As a PhD student, Skigin received a Doctoral Dissertation Research Improvement Grant from the National Science Foundation (NSF) and the American Political Science Association, and he garnered research grants from the Evidence in Governance and Politics (EGAP) network and from the Innovations for Poverty Action (IPA) Peace & Recovery Program. At Notre Dame he was a recipient of the Shaheen Award in the Social Sciences. In addition to his Kellogg Phd Fellowship, the Institute funded five grants to Skigin for both research and professionalization opportunities. Last summer, he won an Emerging Scholar Award from the Harry Frank Guggenheim Foundation, received a Peace Scholar Fellowship from the US Institute of Peace (USIP), and was chosen as a Distinguished Junior Scholar by the American Political Science Association (APSA) Political Psychology Section.
“Natán’s work is attracting much attention because it combines urgent normative questions, sophisticated methodological tools, and relevance for human rights,” said Pérez-Liñán, noting especially Skigin’s talent, technical skills, creativity, and work ethic.
Other members of Skigin’s dissertation committee were Kellogg faculty fellows Abby Córdova, professor of global affairs in the Keough School, and Luis Schiumerini, assistant professor of political science, as well as Kevin Arceneaux, professor of political science and director of the Center for Political Research at Sciences Po Paris.
Skigin recently finished a short book manuscript on “Dangerous Stereotypes: Anti-Immigrant Sentiment and Integration Policy Preferences in Latin America,” coauthored with Córdova, which is under contract with Cambridge University Press with publication expected later this year.
The Kellogg Institute additionally honored Skigin with the 2024 Kellogg Institute Award for Outstanding Doctoral Student Contributions, presented in the spring.
Currently he is a postdoctoral fellow at Harvard University's Weatherhead Center for International Affairs.
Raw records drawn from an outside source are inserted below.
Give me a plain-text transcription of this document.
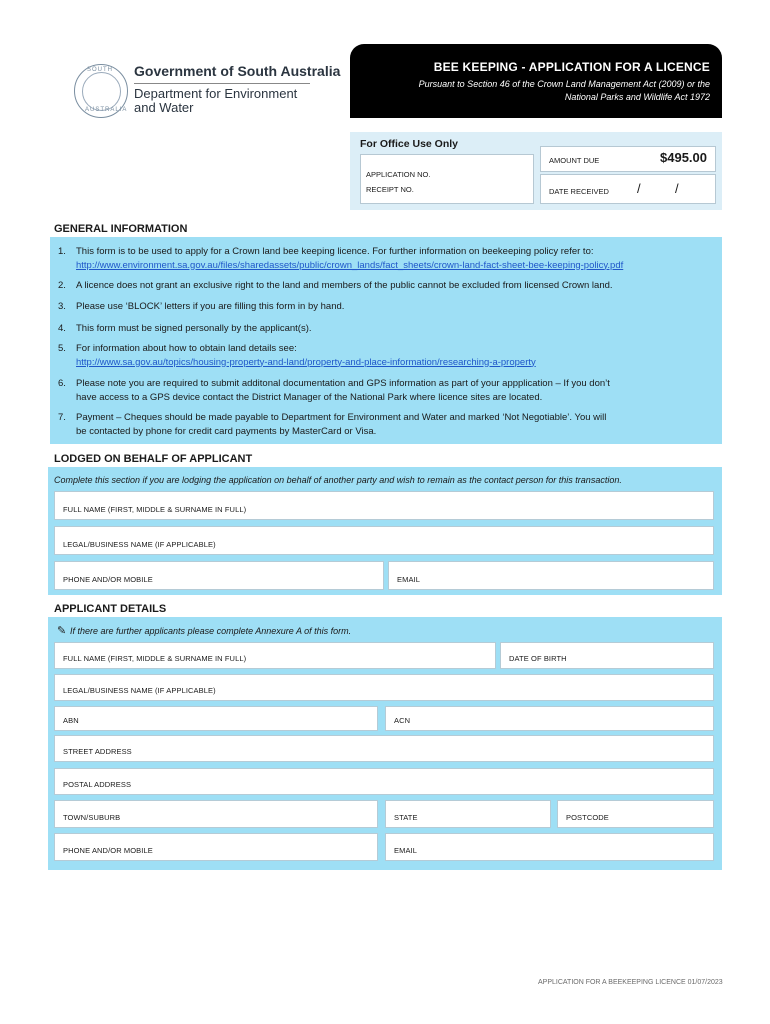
SOUTH
AUSTRALIA
Government of South Australia
Department for Environment
and Water
BEE KEEPING - APPLICATION FOR A LICENCE
Pursuant to Section 46 of the Crown Land Management Act (2009) or the
National Parks and Wildlife Act 1972
For Office Use Only
APPLICATION NO.
RECEIPT NO.
AMOUNT DUE	$495.00
DATE RECEIVED /	/
GENERAL INFORMATION
1. This form is to be used to apply for a Crown land bee keeping licence. For further information on beekeeping policy refer to:
http://www.environment.sa.gov.au/files/sharedassets/public/crown_lands/fact_sheets/crown-land-fact-sheet-bee-keeping-policy.pdf
2. A licence does not grant an exclusive right to the land and members of the public cannot be excluded from licensed Crown land.
3. Please use ‘BLOCK’ letters if you are filling this form in by hand.
4. This form must be signed personally by the applicant(s).
5. For information about how to obtain land details see:
http://www.sa.gov.au/topics/housing-property-and-land/property-and-place-information/researching-a-property
6. Please note you are required to submit additonal documentation and GPS information as part of your appplication – If you don’t
have access to a GPS device contact the District Manager of the National Park where licence sites are located.
7. Payment – Cheques should be made payable to Department for Environment and Water and marked ‘Not Negotiable’. You will
be contacted by phone for credit card payments by MasterCard or Visa.
LODGED ON BEHALF OF APPLICANT
Complete this section if you are lodging the application on behalf of another party and wish to remain as the contact person for this transaction.
FULL NAME (FIRST, MIDDLE & SURNAME IN FULL)
LEGAL/BUSINESS NAME (IF APPLICABLE)
PHONE AND/OR MOBILE	EMAIL
APPLICANT DETAILS
✎ If there are further applicants please complete Annexure A of this form.
FULL NAME (FIRST, MIDDLE & SURNAME IN FULL)	DATE OF BIRTH
LEGAL/BUSINESS NAME (IF APPLICABLE)
ABN	ACN
STREET ADDRESS
POSTAL ADDRESS
TOWN/SUBURB	STATE	POSTCODE
PHONE AND/OR MOBILE	EMAIL
APPLICATION FOR A BEEKEEPING LICENCE 01/07/2023
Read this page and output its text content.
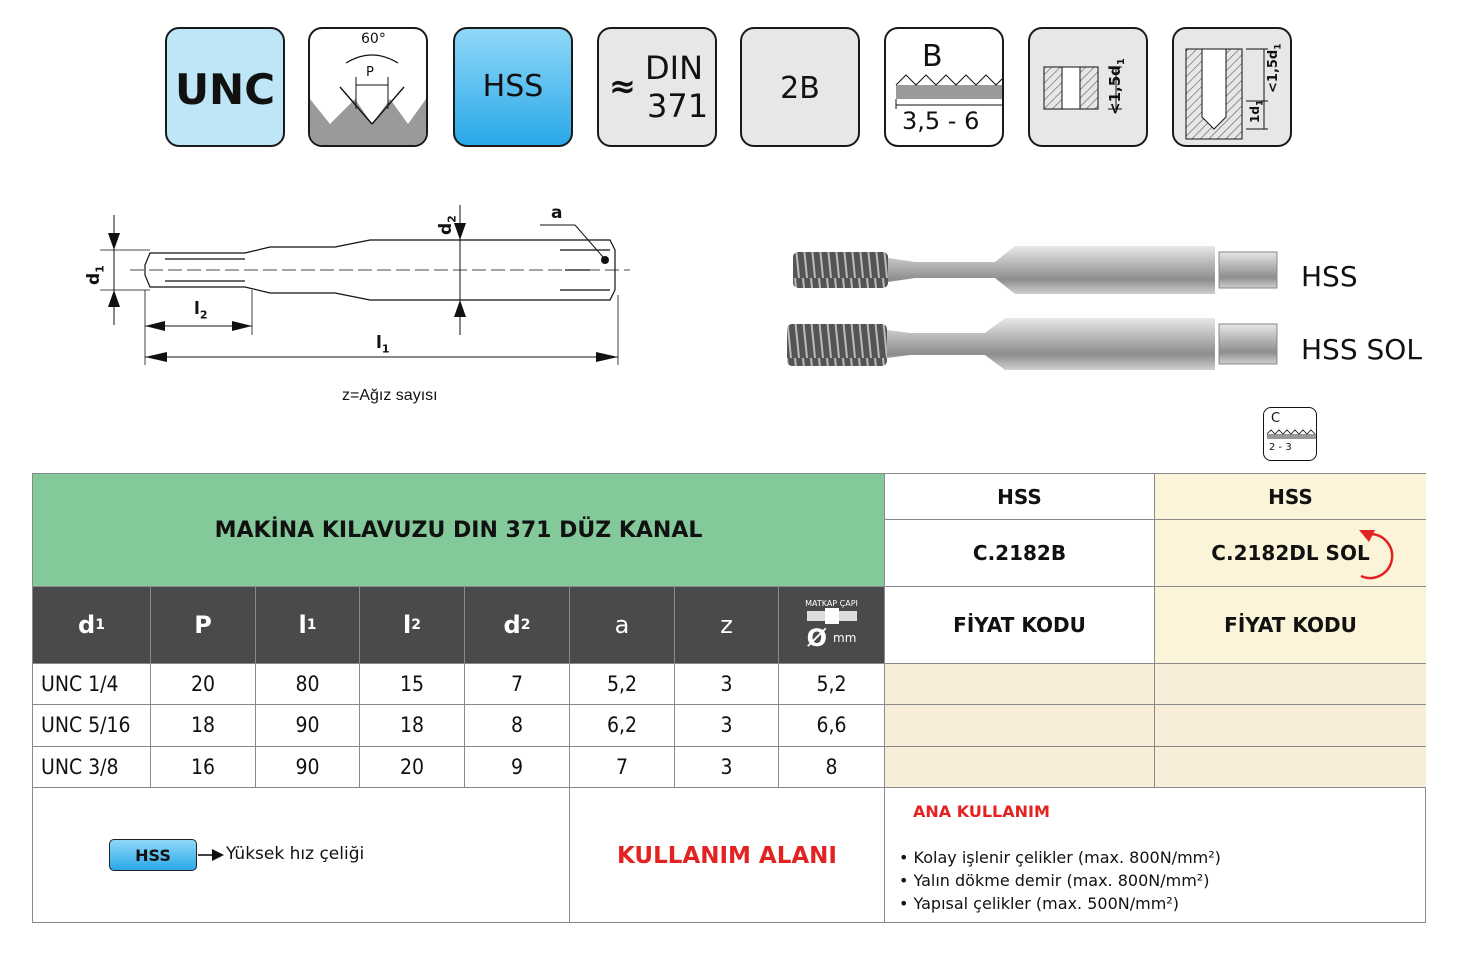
UNC
60°
P	HSS	≈ DIN
371	2B
B
3,5 - 6
$<1,5d_1$	$<1,5d_1$
$1d_1$
$d_1$
$d_2$
$l_2$
$l_1$
a
z=Ağız sayısı
HSS
HSS SOL
C
2 - 3
MAKİNA KILAVUZU DIN 371 DÜZ KANAL
HSS
C.2182B
FİYAT KODU
HSS
C.2182DL SOL
FİYAT KODU
d 1	P	l 1	l 2	d 2	a	z
MATKAP ÇAPI
Ø mm
UNC 1/4	20	80	15	7	5,2	3	5,2
UNC 5/16	18	90	18	8	6,2	3	6,6
UNC 3/8	16	90	20	9	7	3	8
HSS	Yüksek hız çeliği	KULLANIM ALANI
ANA KULLANIM
• Kolay işlenir çelikler (max. 800N/mm²)
• Yalın dökme demir (max. 800N/mm²)
• Yapısal çelikler (max. 500N/mm²)
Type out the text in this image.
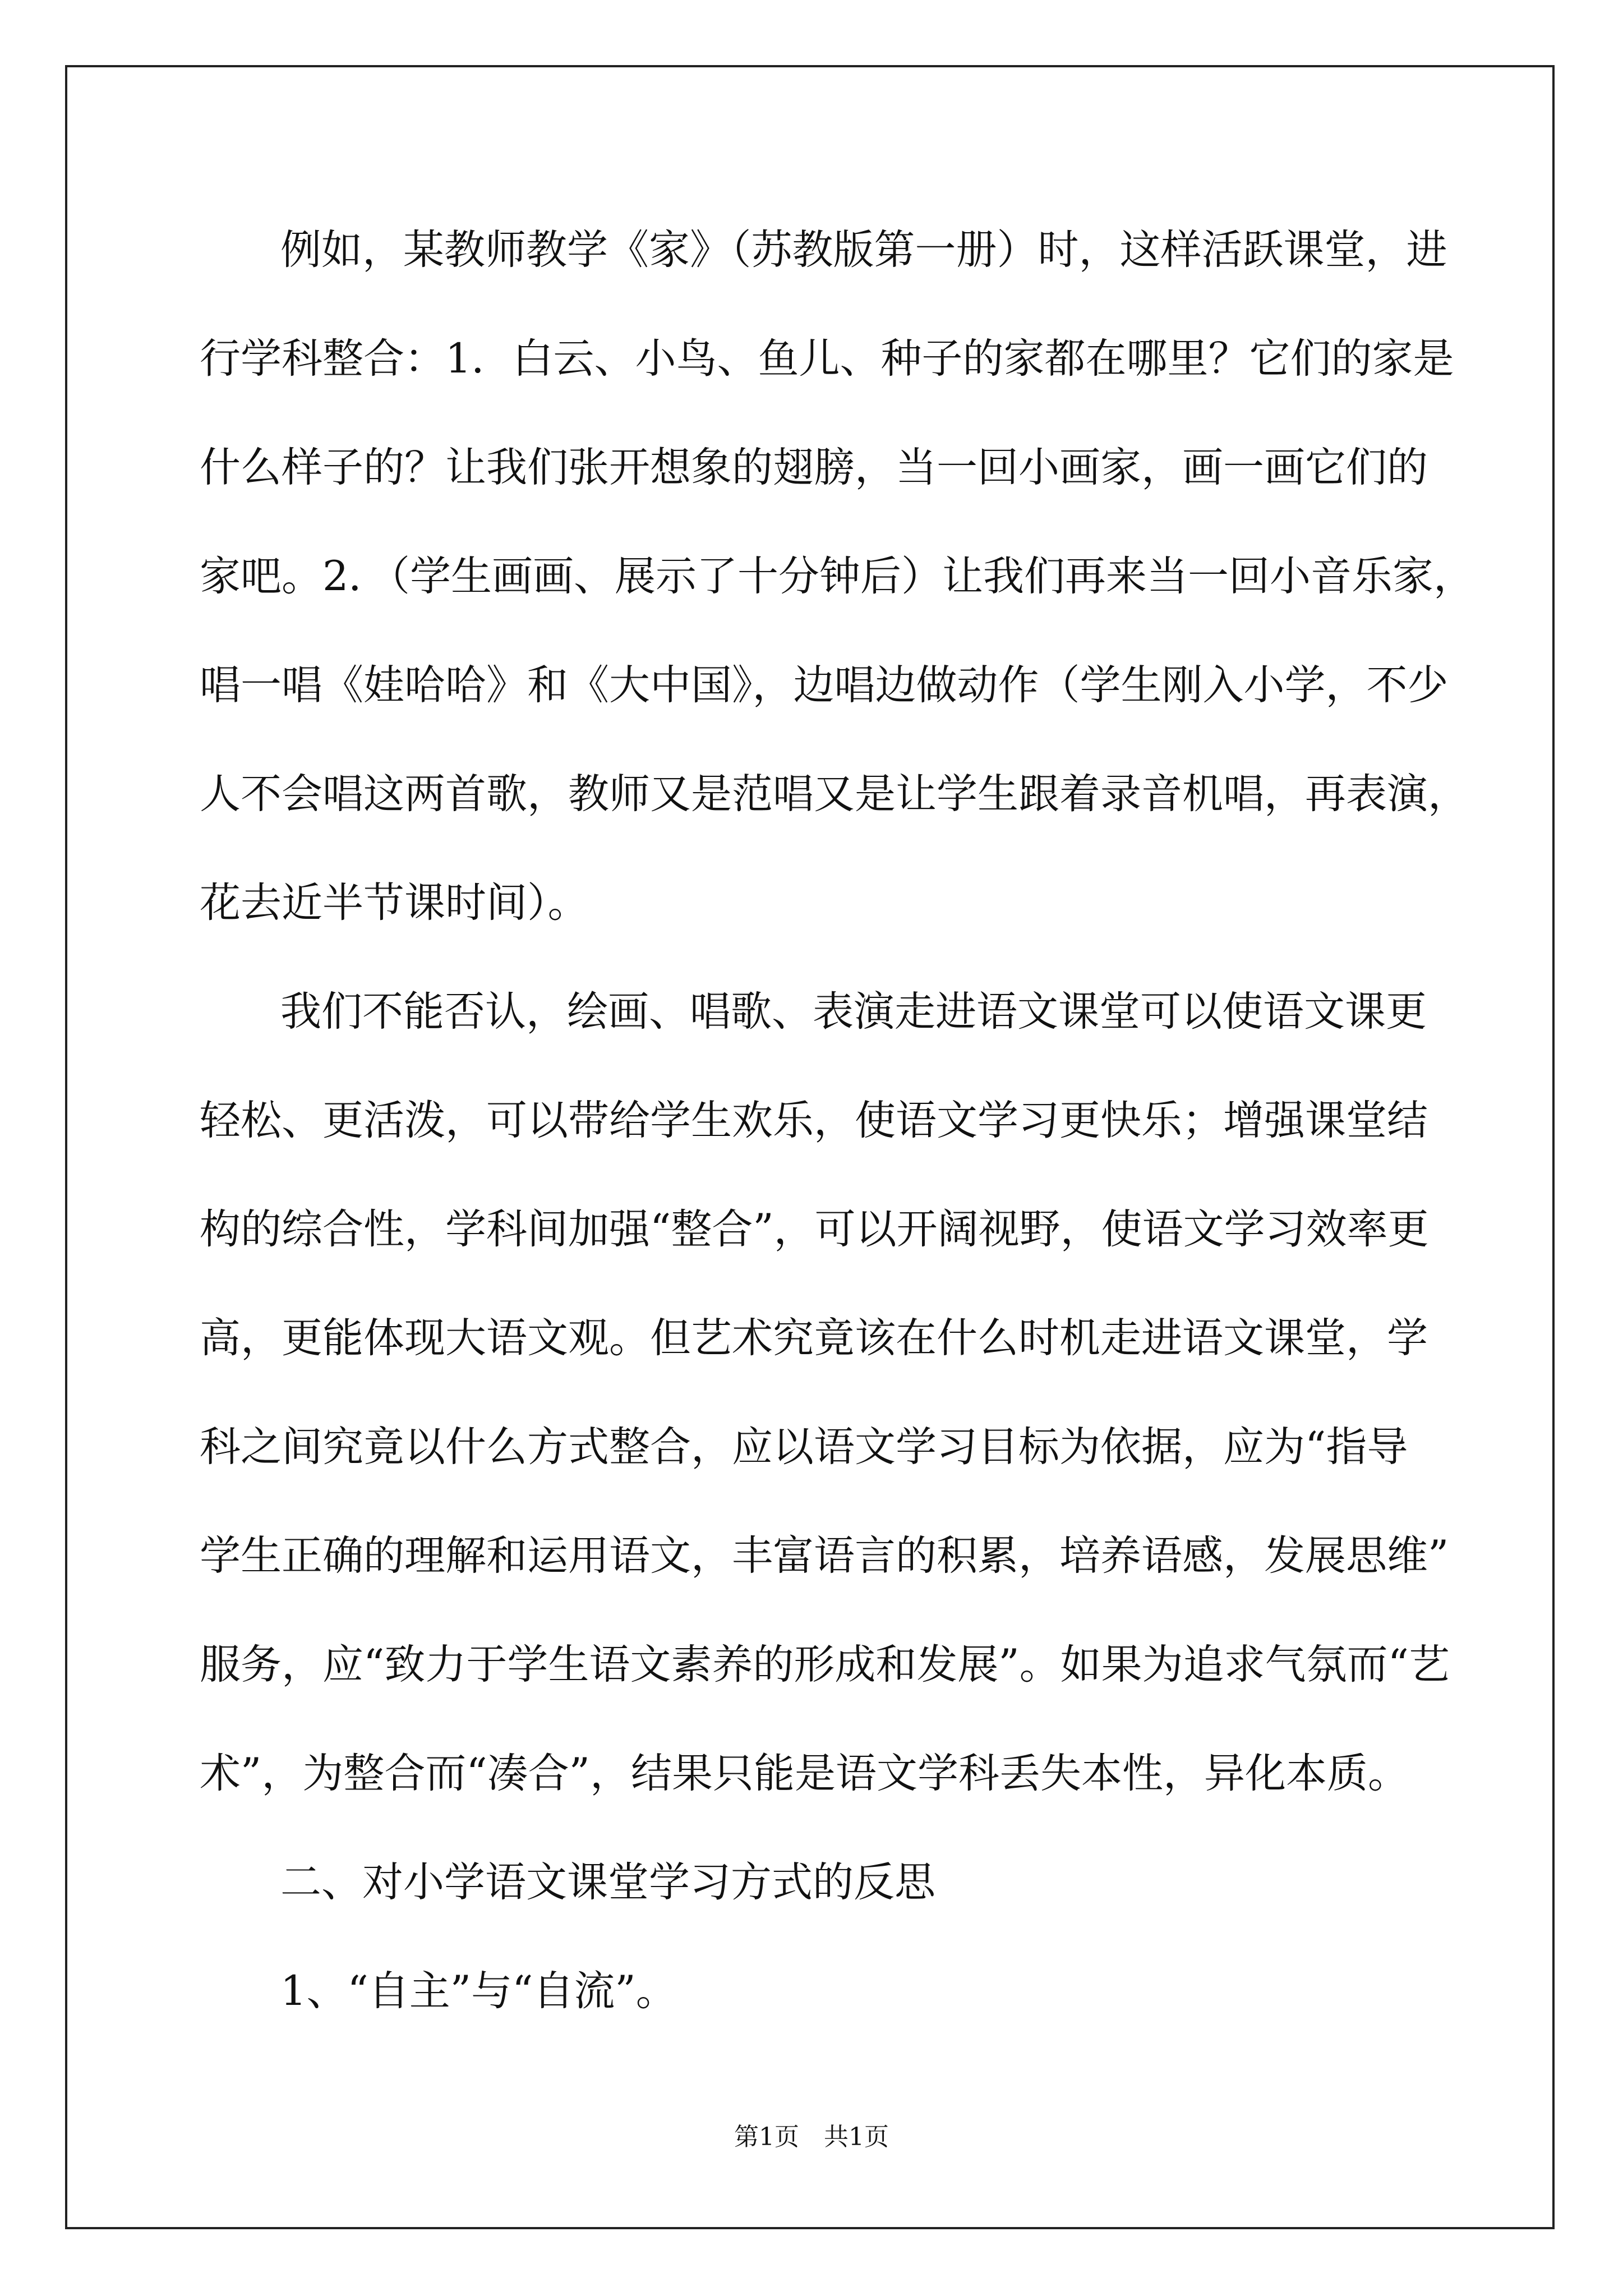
例如，某教师教学《家》（苏教版第一册）时，这样活跃课堂，进
行学科整合：1．白云、小鸟、鱼儿、种子的家都在哪里？它们的家是
什么样子的？让我们张开想象的翅膀，当一回小画家，画一画它们的
家吧。2．（学生画画、展示了十分钟后）让我们再来当一回小音乐家，
唱一唱《娃哈哈》和《大中国》，边唱边做动作（学生刚入小学，不少
人不会唱这两首歌，教师又是范唱又是让学生跟着录音机唱，再表演，
花去近半节课时间）。
我们不能否认，绘画、唱歌、表演走进语文课堂可以使语文课更
轻松、更活泼，可以带给学生欢乐，使语文学习更快乐；增强课堂结
构的综合性，学科间加强“整合”，可以开阔视野，使语文学习效率更
高，更能体现大语文观。但艺术究竟该在什么时机走进语文课堂，学
科之间究竟以什么方式整合，应以语文学习目标为依据，应为“指导
学生正确的理解和运用语文，丰富语言的积累，培养语感，发展思维”
服务，应“致力于学生语文素养的形成和发展”。如果为追求气氛而“艺
术”，为整合而“凑合”，结果只能是语文学科丢失本性，异化本质。
二、对小学语文课堂学习方式的反思
1、“自主”与“自流”。
第1页　共1页
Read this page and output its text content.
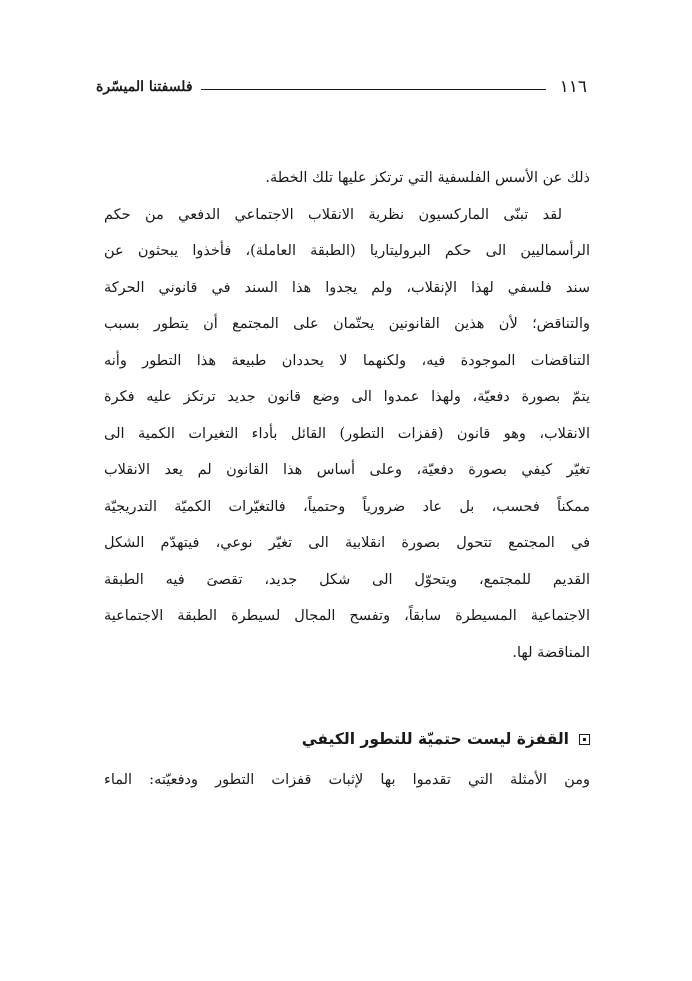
١١٦
فلسفتنا الميسّرة
ذلك عن الأسس الفلسفية التي ترتكز عليها تلك الخطة.
لقد تبنّى الماركسيون نظرية الانقلاب الاجتماعي الدفعي من حكم
الرأسماليين الى حكم البروليتاريا (الطبقة العاملة)، فأخذوا يبحثون عن
سند فلسفي لهذا الإنقلاب، ولم يجدوا هذا السند في قانوني الحركة
والتناقض؛ لأن هذين القانونين يحتّمان على المجتمع أن يتطور بسبب
التناقضات الموجودة فيه، ولكنهما لا يحددان طبيعة هذا التطور وأنه
يتمّ بصورة دفعيّة، ولهذا عمدوا الى وضع قانون جديد ترتكز عليه فكرة
الانقلاب، وهو قانون (قفزات التطور) القائل بأداء التغيرات الكمية الى
تغيّر كيفي بصورة دفعيّة، وعلى أساس هذا القانون لم يعد الانقلاب
ممكناً فحسب، بل عاد ضرورياً وحتمياً، فالتغيّرات الكميّة التدريجيّة
في المجتمع تتحول بصورة انقلابية الى تغيّر نوعي، فيتهدّم الشكل
القديم للمجتمع، ويتحوّل الى شكل جديد، تقصىَ فيه الطبقة
الاجتماعية المسيطرة سابقاً، وتفسح المجال لسيطرة الطبقة الاجتماعية
المناقضة لها.
القفزة ليست حتميّة للتطور الكيفي
ومن الأمثلة التي تقدموا بها لإثبات قفزات التطور ودفعيّته: الماء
Starting in fall 2025, he will be assistant professor in the Department of International Affairs at the University of Georgia.
The Kellogg Institute for International Studies, part of the Keough School of Global Affairs at the University of Notre Dame, is an interdisciplinary community of scholars and students from across the University and around the globe that promotes research, provides educational opportunities, and builds partnerships throughout the world on the themes of global democracy and integral human development.